We’ve talked a good bit about the upcoming U.S. Senate race, in which the consultants ran around the state trying to find a white Democrat to run against John Kennedy and had zero success, ultimately coming up with an alpaca-necked airline pilot with bad public speaking skills and no prior political experience. There was no interest among the few semi-marketable white Democrat politicians in the state in running against Kennedy.

It should be a little different with the 2023 gubernatorial race. There is no incumbent, as Edwards is termed out of office. There isn’t really a frontrunner – Jeff Landry is ahead on the money, but nobody can say that Landry holds a dominant lead over Billy Nungesser or John Schroder so far. Everybody knows the field is far from finished – some septuagenarian Democrat trial lawyer from Lake Charles named Hunter Lundy, who lost a congressional race to Chris John a thousand years ago and hasn’t been heard from since, is saying God called him to run for governor and is talking about putting in $2 million of his own money to run as an independent. Whether this guy Lundy becomes a real factor in the race we have no idea, but he’s an example of what promises to be a whole host of hopefuls showing up to run.

There will absolutely be a black Democrat. And there will likely be a white Democrat. The Gary Smiths, Jay Luneaus and Robby Carters of the world will probably produce a candidate.

But maybe not.

If you’ll remember, back in 2015 when people were still laughing about Edwards’ seemingly-hopeless prospects of winning, there were lots of Democrats saying it was time to make their peace with the idea a Republican was going to win and that Jay Dardenne was the guy they needed to support.

And now that Bill Cassidy has not only voted in favor of an impeachment of President Trump that he’d just voted to reject on the basis it was unconstitutional but also supported stupid things like a COVID vaccine registry and the hyper-wasteful and inflationary Biden infrastructure bill, he’s now the fantasyland favorite among the Sad White Lefty faction.

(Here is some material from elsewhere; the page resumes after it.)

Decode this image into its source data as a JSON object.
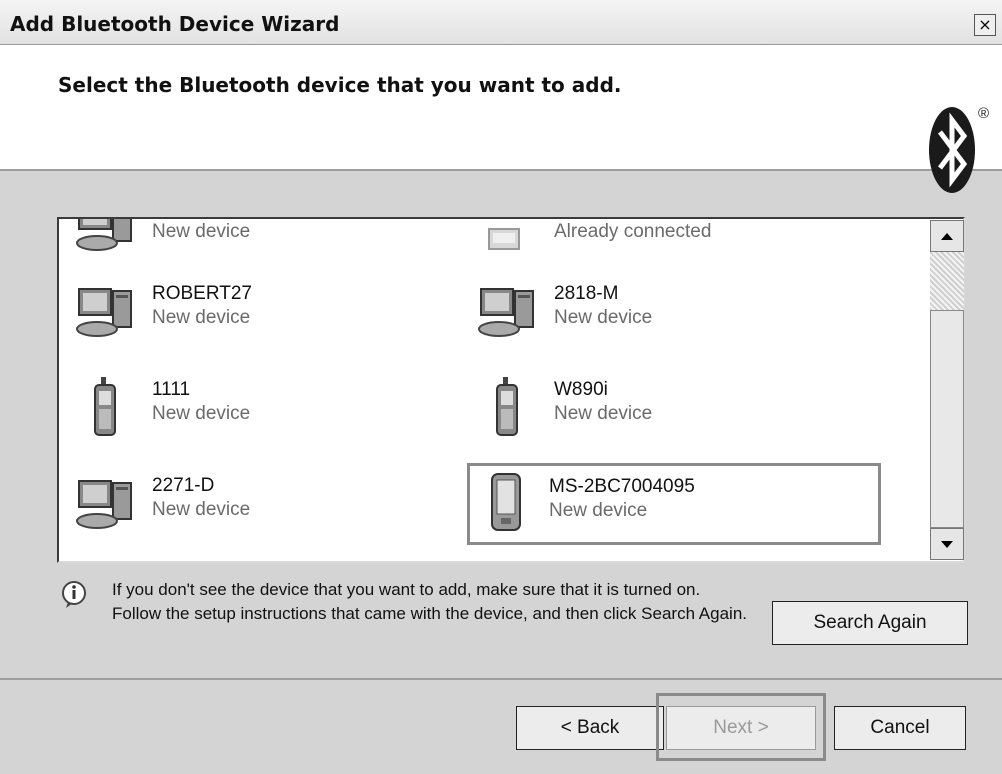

Does that mean they think they can’t sell Robby Carter? It could. Assuming a black Democrat is in the race, Robby Carter is as hopeless as Luke Mixon. Ditto for Smith or Luneau or Foster Campbell or whichever other claiming horse they might throw into the field.

So what would be at stake is getting Cassidy into the race and then cutting a deal with him not dissimilar to the one Clay Schexnayder made with the Legislative Black Caucus – Cassidy pulls votes of RINO’s and independents and some white Democrats, and that gets him into the runoff with a black Democrat, and then he runs on some sort of bipartisan unity platform which essentially means we’ll have four more years of the current awful status quo.

Mind you, we see very little possibility that this could happen. For Faucheux’s analysis to hold Cassidy would have to actually make the runoff, and we see zero evidence he can outpoll any of the three between Landry, Schroder and Nungesser. He comes in fourth among that group, and assuming there are Democrats in the race Cassidy won’t get any support from them.

People need to remember that Louisiana’s Democrats have trashed Cassidy in no uncertain terms since he took office. Or have you forgotten the loons who showed up en masse to heckle and abuse him at town hall meetings? There is no reservoir of support to be found there. And there is even less now on the Republican side. He’s the most actively hated politician in the state at present.

At the end of the day, although there have been some indications Cassidy was kicking the tires on maybe running for governor, we can’t see him doing it. That Faucheux stirred all this up is a trial balloon at best, and it says more about the other Democrats and their stand-ins than it does about Cassidy.